Sunday, August 22, 2010
Poor little guy had a surgery that required him to have a catheter for a week. I guess I might cry too if I had to endure that for so long. For the first few days he refused to get out of bed. I was the lucky nurse that took care of him the day the doctor said he must ambulate. Shown below attempt #1 of getting him to walk. My solution: I carried him upstairs to the flight deck to entice him to walk. Instead of using a ball like you would to get a baby to take his first steps, I had something even better--boats and helicopters. It worked. He took about 20 steps up on the flight deck toward the "helo" but every step was a fight. As you can see from the picture, he had a pretty good melt down back on the unit because I tried to make him walk back to bed. He slid across the linoleum floor while mom and I pulled.
I took care of little mr. stubborn for 3 long, consecutive days. On the third day, Dr. Auge took out Jebanio's catheter! Glorious day for the kid. He was out of bed, running circles around the nursing station, kicking a big blue exercise ball, having the time of his life. All until he needed to go PEE (excuse my improper medical terminology for urinate). Once the little guy peed, he could take a bandaid boat back to shore and go home after spending 8 or 9 days on the ship. I thought it would be SO easy. I gave him water to drink, tried giving him bubbles to blow to bear down, etc. No, No, NO. It didn't work. He started screaming around lunch time and doing the potty dance. I put him in a warm shower-3 different times, tried putting him in a bucket of warm water, tried placing a warm rag over his bladder, and pushed on his bladder. The screaming only got worse. I called a different department of nurses-ones who have actually been moms to see if they had other suggestions. It was an international survey as we had suggestions from Americans, Canadaians, Britians, and a nurse born in Trinadad. I had run out of ideas. After 3 hours and attempting to place another catheter in the child while he was screaming/kicking (no luck there), Dr. Auge decided to take him back to sugery.
Photo #1 was a 16 year old girl. She only had the second toe debulked and shortened. Sorry I don't have any pre-op photos of her foot.
These next two photos are of the 16 year old boy that I posted photos and explained about the other day. His surgery was much more complicated. The orthopedic surgeon removed the second toe, straightened the big toe and debulked the excess fatty tissue from the bottom of his foot.
I'm not sure what you think. As nurses we were debating on whether this really was an improvement from his pre-procedure foot or not.

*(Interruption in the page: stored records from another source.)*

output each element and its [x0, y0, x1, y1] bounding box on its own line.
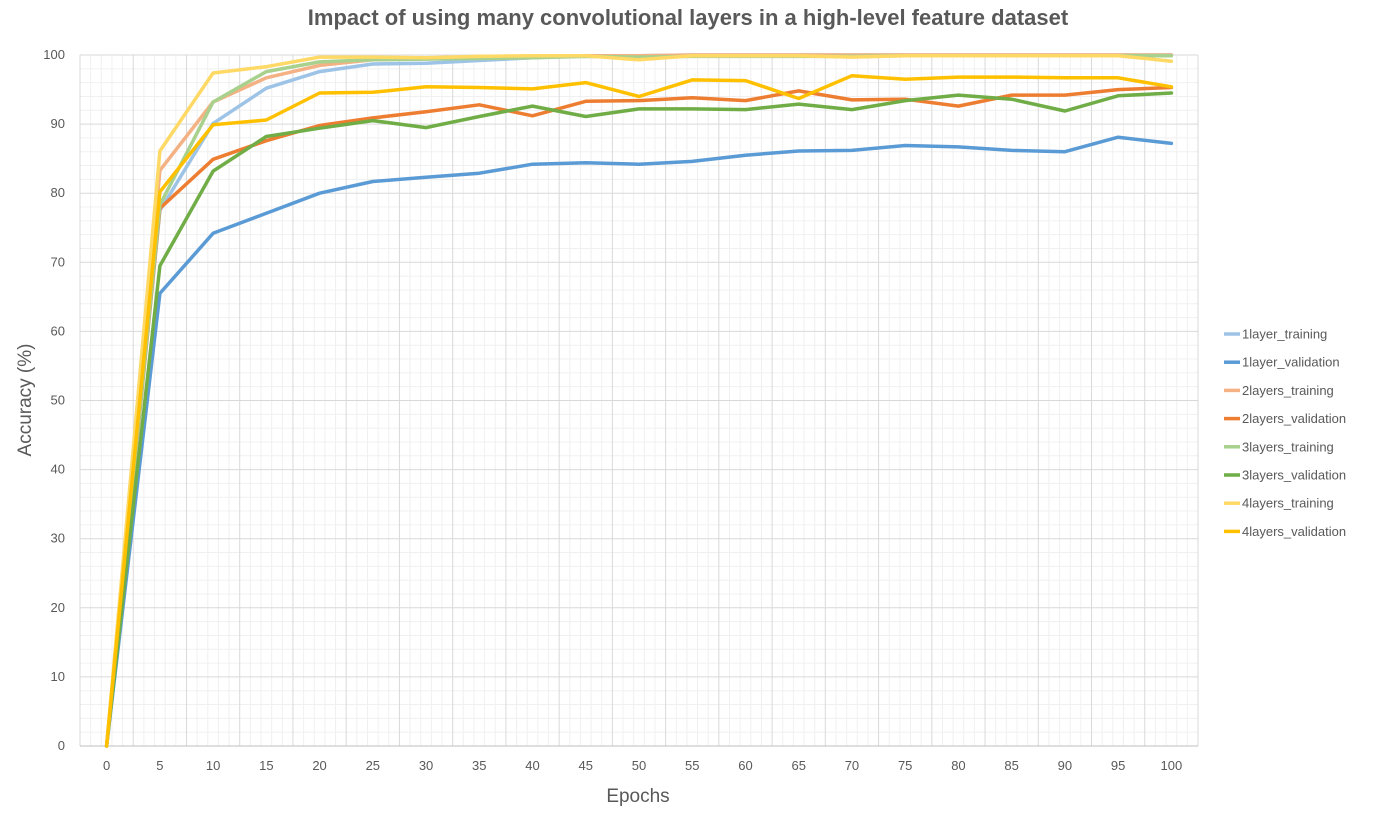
legend-label: 2layers_training: [1242, 383, 1334, 398]
legend-item-1layer_validation: 1layer_validation: [1224, 355, 1340, 370]
legend: 1layer_training 1layer_validation 2layers_…: [1224, 327, 1346, 539]
legend-item-3layers_training: 3layers_training: [1224, 439, 1334, 454]
x-tick-label: 30: [419, 758, 433, 773]
legend-label: 3layers_validation: [1242, 468, 1346, 483]
x-tick-label: 80: [951, 758, 965, 773]
x-tick-label: 100: [1161, 758, 1183, 773]
series-line-4layers_training: [104, 53, 1174, 748]
y-tick-label: 100: [43, 47, 65, 62]
series-lines: [104, 53, 1174, 748]
series-line-4layers_validation: [104, 73, 1174, 748]
y-tick-label: 60: [51, 323, 65, 338]
x-axis-title: Epochs: [606, 786, 669, 807]
x-tick-label: 15: [259, 758, 273, 773]
legend-item-4layers_validation: 4layers_validation: [1224, 524, 1346, 539]
y-tick-label: 10: [51, 669, 65, 684]
x-tick-label: 65: [791, 758, 805, 773]
x-tick-label: 75: [898, 758, 912, 773]
y-tick-label: 30: [51, 531, 65, 546]
y-tick-label: 0: [58, 738, 65, 753]
x-tick-label: 85: [1004, 758, 1018, 773]
x-tick-label: 50: [632, 758, 646, 773]
tick-labels: 0 10 20 30 40 50 60 70 80 90 100 0 5 10 15 20 25 30 35 40 45…: [43, 47, 1182, 773]
legend-item-3layers_validation: 3layers_validation: [1224, 468, 1346, 483]
x-tick-label: 45: [579, 758, 593, 773]
legend-label: 1layer_validation: [1242, 355, 1340, 370]
series-line-2layers_validation: [104, 85, 1174, 748]
x-tick-label: 70: [845, 758, 859, 773]
legend-item-4layers_training: 4layers_training: [1224, 496, 1334, 511]
y-tick-label: 20: [51, 600, 65, 615]
series-line-1layer_validation: [104, 135, 1174, 748]
gridlines: [79, 54, 1199, 747]
chart-title: Impact of using many convolutional layer…: [308, 5, 1069, 30]
legend-label: 4layers_training: [1242, 496, 1334, 511]
legend-label: 1layer_training: [1242, 327, 1327, 342]
legend-item-1layer_training: 1layer_training: [1224, 327, 1327, 342]
series-line-3layers_validation: [104, 91, 1174, 748]
y-tick-label: 40: [51, 462, 65, 477]
y-tick-label: 50: [51, 393, 65, 408]
x-tick-label: 35: [472, 758, 486, 773]
y-axis-title: Accuracy (%): [15, 344, 36, 457]
x-tick-label: 95: [1111, 758, 1125, 773]
legend-item-2layers_training: 2layers_training: [1224, 383, 1334, 398]
x-tick-label: 90: [1058, 758, 1072, 773]
y-tick-label: 70: [51, 254, 65, 269]
x-tick-label: 60: [738, 758, 752, 773]
legend-label: 2layers_validation: [1242, 411, 1346, 426]
x-tick-label: 0: [103, 758, 110, 773]
legend-item-2layers_validation: 2layers_validation: [1224, 411, 1346, 426]
legend-label: 4layers_validation: [1242, 524, 1346, 539]
x-tick-label: 55: [685, 758, 699, 773]
x-tick-label: 40: [525, 758, 539, 773]
x-tick-label: 20: [312, 758, 326, 773]
x-tick-label: 25: [366, 758, 380, 773]
y-tick-label: 90: [51, 116, 65, 131]
y-tick-label: 80: [51, 185, 65, 200]
x-tick-label: 5: [156, 758, 163, 773]
legend-label: 3layers_training: [1242, 439, 1334, 454]
x-tick-label: 10: [206, 758, 220, 773]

You can be the judge of that. He seemed happy with the outcome and had tossed his crutches aside and was hopping around the unit for the 3 days he stayed.
He and 3 other patients from the unit flew home by helicopter to a remote village called Same (pronounced Saw-May) Monday morning.
We currently have one patient left on the unit. He will be transferred to the national hospital this morning and we will depart for Guam last this afternoon.